The 7 Benefits of Fasting
- Autophagy: Autophagy, literally translated, means “self-eating,” and this process is necessary for survival. When autophagy is activated, cellular debris is removed or recycled to allow for improved cellular functioning. The process protects organisms against diverse pathologies, including infections, cancer, neurodegeneration, aging, and heart disease.
- Stem Cells: Stem cells are master cells capable of growing into any of the 200 types of cells in the body. One of the hallmarks of aging is the degradation of stem cells, and this is responsible for the increase in time to heal from injuries as we age. This has lead to many spending thousand on stem-cell treatments. Fasting has been shown to improve stem cell mobilization, attributed to a decrease in joint pain.
- Ketones: In the absence of food, the body does not have access to glucose for fuel. Once the body has burned through all of the stored sources in glycogen, the body turns to its alternative and preferred fuel source, ketones. Stored body fat then enters a process called ketogenesis to create ketone bodies. The presence of ketones has been shown to improve mood, regulate hormones, regulate blood sugar, improve cognition, and repair mitochondria.
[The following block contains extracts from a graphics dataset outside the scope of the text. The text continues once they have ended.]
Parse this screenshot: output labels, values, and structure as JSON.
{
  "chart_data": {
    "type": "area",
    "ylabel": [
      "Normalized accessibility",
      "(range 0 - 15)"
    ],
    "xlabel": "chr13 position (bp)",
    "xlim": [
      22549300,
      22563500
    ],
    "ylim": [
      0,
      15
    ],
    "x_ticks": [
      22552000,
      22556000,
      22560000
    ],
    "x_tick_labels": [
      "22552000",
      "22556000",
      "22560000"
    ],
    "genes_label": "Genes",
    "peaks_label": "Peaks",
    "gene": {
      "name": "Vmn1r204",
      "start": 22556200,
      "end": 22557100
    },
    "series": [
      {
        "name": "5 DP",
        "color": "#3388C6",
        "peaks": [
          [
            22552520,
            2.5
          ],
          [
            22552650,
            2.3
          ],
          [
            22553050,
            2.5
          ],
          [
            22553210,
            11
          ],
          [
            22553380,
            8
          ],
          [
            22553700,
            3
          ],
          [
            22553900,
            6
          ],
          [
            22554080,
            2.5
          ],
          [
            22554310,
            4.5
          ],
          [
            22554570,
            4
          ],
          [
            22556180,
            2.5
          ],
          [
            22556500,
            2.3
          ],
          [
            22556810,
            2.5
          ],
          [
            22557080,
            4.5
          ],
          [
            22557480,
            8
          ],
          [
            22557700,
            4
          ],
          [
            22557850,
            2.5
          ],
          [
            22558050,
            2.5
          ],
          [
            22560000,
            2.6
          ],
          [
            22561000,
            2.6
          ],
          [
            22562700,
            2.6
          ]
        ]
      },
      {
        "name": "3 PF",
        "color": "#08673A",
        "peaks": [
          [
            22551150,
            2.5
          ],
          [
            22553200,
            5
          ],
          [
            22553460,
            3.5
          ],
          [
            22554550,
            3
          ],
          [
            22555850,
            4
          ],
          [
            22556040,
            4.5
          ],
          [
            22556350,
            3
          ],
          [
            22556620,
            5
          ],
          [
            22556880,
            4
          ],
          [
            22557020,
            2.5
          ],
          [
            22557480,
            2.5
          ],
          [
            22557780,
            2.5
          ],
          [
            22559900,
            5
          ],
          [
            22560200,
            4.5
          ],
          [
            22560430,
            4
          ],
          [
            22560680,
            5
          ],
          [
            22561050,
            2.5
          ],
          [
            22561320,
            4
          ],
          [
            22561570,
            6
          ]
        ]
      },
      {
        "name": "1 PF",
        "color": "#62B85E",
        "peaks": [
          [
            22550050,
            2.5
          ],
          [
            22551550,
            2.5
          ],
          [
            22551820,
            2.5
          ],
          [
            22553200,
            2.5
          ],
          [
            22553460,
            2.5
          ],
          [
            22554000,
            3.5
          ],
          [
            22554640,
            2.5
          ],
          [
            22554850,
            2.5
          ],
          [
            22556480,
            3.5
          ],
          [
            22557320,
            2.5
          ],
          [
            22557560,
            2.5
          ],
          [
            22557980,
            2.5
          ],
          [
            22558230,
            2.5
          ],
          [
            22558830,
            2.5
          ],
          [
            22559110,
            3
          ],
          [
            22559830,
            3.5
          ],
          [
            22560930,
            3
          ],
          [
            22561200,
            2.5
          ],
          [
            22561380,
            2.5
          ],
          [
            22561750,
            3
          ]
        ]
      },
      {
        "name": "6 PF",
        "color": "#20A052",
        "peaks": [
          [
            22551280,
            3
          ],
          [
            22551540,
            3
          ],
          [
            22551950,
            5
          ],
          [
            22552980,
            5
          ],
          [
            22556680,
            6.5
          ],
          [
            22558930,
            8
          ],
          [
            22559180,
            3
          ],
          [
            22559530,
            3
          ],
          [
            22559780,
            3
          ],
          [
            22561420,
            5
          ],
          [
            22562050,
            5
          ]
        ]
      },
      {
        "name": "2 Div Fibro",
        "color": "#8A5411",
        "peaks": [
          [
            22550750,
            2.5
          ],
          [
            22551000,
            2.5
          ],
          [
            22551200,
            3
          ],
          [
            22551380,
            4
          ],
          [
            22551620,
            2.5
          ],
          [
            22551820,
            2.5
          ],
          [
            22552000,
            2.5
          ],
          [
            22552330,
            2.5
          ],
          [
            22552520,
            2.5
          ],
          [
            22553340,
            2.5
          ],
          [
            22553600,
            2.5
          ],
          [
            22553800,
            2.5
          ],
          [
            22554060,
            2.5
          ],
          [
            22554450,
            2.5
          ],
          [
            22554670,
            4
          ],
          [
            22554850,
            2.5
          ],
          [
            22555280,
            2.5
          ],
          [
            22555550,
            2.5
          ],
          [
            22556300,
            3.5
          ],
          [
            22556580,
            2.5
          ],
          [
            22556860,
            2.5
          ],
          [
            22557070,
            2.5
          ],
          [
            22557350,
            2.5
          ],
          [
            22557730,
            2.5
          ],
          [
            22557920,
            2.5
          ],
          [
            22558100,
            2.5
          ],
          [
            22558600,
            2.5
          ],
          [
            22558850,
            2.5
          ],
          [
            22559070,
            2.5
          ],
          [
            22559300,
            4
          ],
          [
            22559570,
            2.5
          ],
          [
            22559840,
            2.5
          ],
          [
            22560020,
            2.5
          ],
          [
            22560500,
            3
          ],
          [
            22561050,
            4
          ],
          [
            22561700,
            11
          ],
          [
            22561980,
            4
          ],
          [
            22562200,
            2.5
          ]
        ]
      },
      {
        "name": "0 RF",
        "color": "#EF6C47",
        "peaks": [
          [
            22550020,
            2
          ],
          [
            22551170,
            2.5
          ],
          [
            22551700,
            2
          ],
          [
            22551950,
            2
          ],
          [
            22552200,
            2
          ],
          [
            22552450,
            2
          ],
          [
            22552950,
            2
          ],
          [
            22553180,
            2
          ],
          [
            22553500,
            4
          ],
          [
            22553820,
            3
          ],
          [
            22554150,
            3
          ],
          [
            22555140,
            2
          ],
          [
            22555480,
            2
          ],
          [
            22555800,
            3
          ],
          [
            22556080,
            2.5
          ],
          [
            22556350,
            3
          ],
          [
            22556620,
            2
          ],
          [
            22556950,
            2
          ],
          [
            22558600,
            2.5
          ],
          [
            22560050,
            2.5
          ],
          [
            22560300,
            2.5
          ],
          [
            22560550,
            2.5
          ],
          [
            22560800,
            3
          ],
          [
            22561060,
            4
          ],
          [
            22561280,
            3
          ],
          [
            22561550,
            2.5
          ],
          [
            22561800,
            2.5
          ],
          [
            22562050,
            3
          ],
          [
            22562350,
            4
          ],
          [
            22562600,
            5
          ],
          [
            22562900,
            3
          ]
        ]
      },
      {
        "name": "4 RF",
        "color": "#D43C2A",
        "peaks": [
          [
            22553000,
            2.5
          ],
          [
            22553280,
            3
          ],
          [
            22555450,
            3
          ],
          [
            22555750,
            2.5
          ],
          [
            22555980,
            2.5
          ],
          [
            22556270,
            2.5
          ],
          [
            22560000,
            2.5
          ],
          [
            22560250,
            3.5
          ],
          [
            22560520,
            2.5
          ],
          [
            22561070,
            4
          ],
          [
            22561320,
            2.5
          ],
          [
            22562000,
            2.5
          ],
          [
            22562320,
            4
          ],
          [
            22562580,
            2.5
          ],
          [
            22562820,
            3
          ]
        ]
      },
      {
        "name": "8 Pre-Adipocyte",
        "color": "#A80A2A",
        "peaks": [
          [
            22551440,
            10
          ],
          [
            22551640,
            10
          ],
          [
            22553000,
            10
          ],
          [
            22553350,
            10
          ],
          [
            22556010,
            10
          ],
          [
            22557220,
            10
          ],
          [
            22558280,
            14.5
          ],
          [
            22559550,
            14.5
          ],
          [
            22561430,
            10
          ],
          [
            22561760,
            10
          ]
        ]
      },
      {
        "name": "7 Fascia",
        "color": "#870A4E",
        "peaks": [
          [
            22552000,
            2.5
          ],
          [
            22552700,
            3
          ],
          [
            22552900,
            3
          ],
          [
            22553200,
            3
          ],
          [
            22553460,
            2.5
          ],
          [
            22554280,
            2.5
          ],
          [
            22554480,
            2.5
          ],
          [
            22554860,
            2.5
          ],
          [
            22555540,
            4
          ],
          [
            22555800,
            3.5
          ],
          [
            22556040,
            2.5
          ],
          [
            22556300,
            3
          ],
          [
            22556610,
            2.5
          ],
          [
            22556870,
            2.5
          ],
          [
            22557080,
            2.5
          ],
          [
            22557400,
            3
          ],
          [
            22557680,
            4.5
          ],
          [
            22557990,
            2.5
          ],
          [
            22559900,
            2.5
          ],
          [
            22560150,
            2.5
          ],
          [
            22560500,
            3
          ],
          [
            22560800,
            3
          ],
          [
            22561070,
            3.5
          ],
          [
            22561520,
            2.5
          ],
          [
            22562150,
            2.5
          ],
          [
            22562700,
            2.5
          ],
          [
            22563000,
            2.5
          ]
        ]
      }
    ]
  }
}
- Oxidative stress and Inflammation: The process of metabolizing food requires much energy. Just like a manufacturing factory produces pollution as a byproduct of manufacturing goods, the body’s energy factory (called the Kreb’s cycle) gives off waste when metabolizing food. As we continually eat, the pollution then creates chronic systemic inflammation. Fasting helps by diverting the energy needed to metabolize food to clearing up inflammation.
- Microbiome reset: The overconsumption of food harms the gut lining and may cause leaky-gut syndrome. Consuming sugary foods feeds harmful bacteria and leads to a decrease in immune function. Fasting has been shown to reset the microbiome and heal a leaky gut.
- DNA coding: It is common to state, “it runs in my family,” but this is not a true statement. You may possess the DNA coding for disease, but your epigenetic coding is in charge of activating and suppressing genes. Fasting has been shown to aid in protecting epigenetic alterations associated with aging and disease.